Regis e Bell têm razão. “Há uma década, o Brasil consumia 90 litros de leite per capita. Hoje, cada brasileiro bebe 180 litros, ou seja, o dobro, índice que vai subir mais. Nenhum outro país apresentou salto dessa dimensão”, afirma Jorge Rubez, presidente da Leite Brasil, entidade que agrega os produtores de todo o país “Há ainda espaço para ser ocupado, pois a Organização das Nações Unidas para a Alimentação e Agricultura (FAO) recomenda 200 litros por cabeça como ideal.” Segundo Rubez, a renda dos brasileiros melhorou e é refletida no incremento das vendas de lácteos. “Faz tempo que leite em pó e fluído, iogurtes, manteigas e queijos viraram habituais nos carrinhos de compras nos supermercados”, diz. Tem mais: pesquisas indicam a tendência de o brasileiro procurar produtos mais saudáveis e saborosos, enquanto fazendas e indústrias se preparam para atender a esse mercado. Rubez pondera: “Quanto às exportações, acontece que a Nova Zelândia, responsável por 95% das exportações mundiais de lácteos, e os EUA, também poderosos, subsidiam pesadamente a produção. O mesmo vale para a Europa, cuja montanha de dinheiro oficial impede a competição”. Em consequência, o Brasil, imbatível no que diz respeito a custos baixos nas fazendas, não consegue embarcar nada. Ou seja, Rubez considera relevante também o mercado externo, gerador de divisas fortes, mas acusa de desleal a concorrência. “No caso específico dos EUA, eles não vivem sem subsídios. Não conseguem”, enfatiza.

Não há sobras

A relevância do pujante mercado interno de leite e derivados é unanimidade entre pecuaristas, seus representantes diretos, analistas e pesquisadores. Alguns acham que o foco deveria concentrar-se exclusivamente no abastecimento local. Outros acrescentam que o mercado externo deve também ser contemplado à medida que surjam excedentes de produção. Mas não há sobras. Em 2013, por exemplo, de um volume total ao redor de 33,5 bilhões de litros captados, menos de 0,5% pode seguir rumo a outros países, informa Rafael Ribeiro, analista da Scot Consultoria, de Bebedouro (SP). “É que o mercado interno representa mais de 99% do total de leite produzido no Brasil, em termos de consumo.”

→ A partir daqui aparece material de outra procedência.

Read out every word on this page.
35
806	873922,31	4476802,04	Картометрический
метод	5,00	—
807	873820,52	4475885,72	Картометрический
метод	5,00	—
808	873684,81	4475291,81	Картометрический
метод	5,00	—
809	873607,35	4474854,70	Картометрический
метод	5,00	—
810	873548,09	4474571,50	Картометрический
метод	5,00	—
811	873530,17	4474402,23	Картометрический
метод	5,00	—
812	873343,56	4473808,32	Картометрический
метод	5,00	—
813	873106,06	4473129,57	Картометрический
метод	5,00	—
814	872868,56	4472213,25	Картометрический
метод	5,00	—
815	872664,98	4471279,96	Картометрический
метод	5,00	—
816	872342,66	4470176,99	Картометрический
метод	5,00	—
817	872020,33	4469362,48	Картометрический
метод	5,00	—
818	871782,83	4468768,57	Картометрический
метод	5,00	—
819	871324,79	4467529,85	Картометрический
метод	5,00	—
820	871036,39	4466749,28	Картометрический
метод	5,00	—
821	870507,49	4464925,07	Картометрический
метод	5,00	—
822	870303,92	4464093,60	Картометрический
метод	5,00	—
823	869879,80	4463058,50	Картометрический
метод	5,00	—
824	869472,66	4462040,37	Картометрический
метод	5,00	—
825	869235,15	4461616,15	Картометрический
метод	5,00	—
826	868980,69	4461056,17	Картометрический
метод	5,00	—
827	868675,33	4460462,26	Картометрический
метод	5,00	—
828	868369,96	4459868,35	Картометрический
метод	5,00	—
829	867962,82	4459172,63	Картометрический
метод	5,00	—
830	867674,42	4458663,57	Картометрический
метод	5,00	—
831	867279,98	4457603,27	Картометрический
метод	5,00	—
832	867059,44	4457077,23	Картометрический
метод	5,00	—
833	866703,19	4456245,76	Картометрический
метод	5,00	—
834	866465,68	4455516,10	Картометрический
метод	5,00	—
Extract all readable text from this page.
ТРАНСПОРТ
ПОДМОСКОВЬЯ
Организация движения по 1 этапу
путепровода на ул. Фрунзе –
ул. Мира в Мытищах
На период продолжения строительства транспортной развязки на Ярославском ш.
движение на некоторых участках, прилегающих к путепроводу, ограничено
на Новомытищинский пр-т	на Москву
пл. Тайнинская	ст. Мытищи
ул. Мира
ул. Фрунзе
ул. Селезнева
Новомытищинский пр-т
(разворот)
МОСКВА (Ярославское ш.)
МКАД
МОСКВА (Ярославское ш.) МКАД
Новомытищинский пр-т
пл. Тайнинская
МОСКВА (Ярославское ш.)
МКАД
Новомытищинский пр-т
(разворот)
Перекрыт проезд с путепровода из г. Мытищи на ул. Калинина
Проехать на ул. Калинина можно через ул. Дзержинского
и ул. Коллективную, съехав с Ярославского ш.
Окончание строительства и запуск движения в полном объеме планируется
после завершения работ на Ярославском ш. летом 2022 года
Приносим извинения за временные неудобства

Como não consegue suprir a demanda de sua população, o Brasil teve de importar cerca de 600 milhões de litros em 2013, quantidade que Ribeiro considera pouco expressiva diante da enxurrada que o país capta, mas que irá aumentar. O dilema, explica Rafael, é que o acréscimo da demanda por leite e derivados no país tem sido maior que o crescimento da produção. “Assim, se não houver investimentos na cadeia produtiva, podemos virar importadores potenciais de leite da Argentina e do Uruguai, nossos principais vendedores.”

 

Melhoria no padrão de vida fez consumo dobrar de 90 para 180 litros EM DEZ ANOS

Baseado em expectativas da FAO, Duarte Vilela, chefe da Embrapa Gado de Leite, de Juiz de Fora (MG), informa que, se o Brasil mantiver os recentes indicadores de aumento de consumo, poderá se tornar um grande importador de lácteos em 2023, internalizando um volume próximo a 3,5 bilhões de litros. Dá dimensão da poderosa demanda interna o volume total de leite que será captado até 2023: numa expectativa considerada conservadora, com crescimento anual abaixo de 2%, a produção pode chegar a 41 bilhões de litros. E não será suficiente.

Rafael Ribeiro faz uma leitura sucinta e definitiva da exportação: “Vejo potencial para crescimento da participação do Brasil no mercado internacional em longo ou longuíssimo prazos.” Porém, ressalva, é preciso fazer a lição de casa: qualidade do leite, problemas logísticos, homogeneidade na produção.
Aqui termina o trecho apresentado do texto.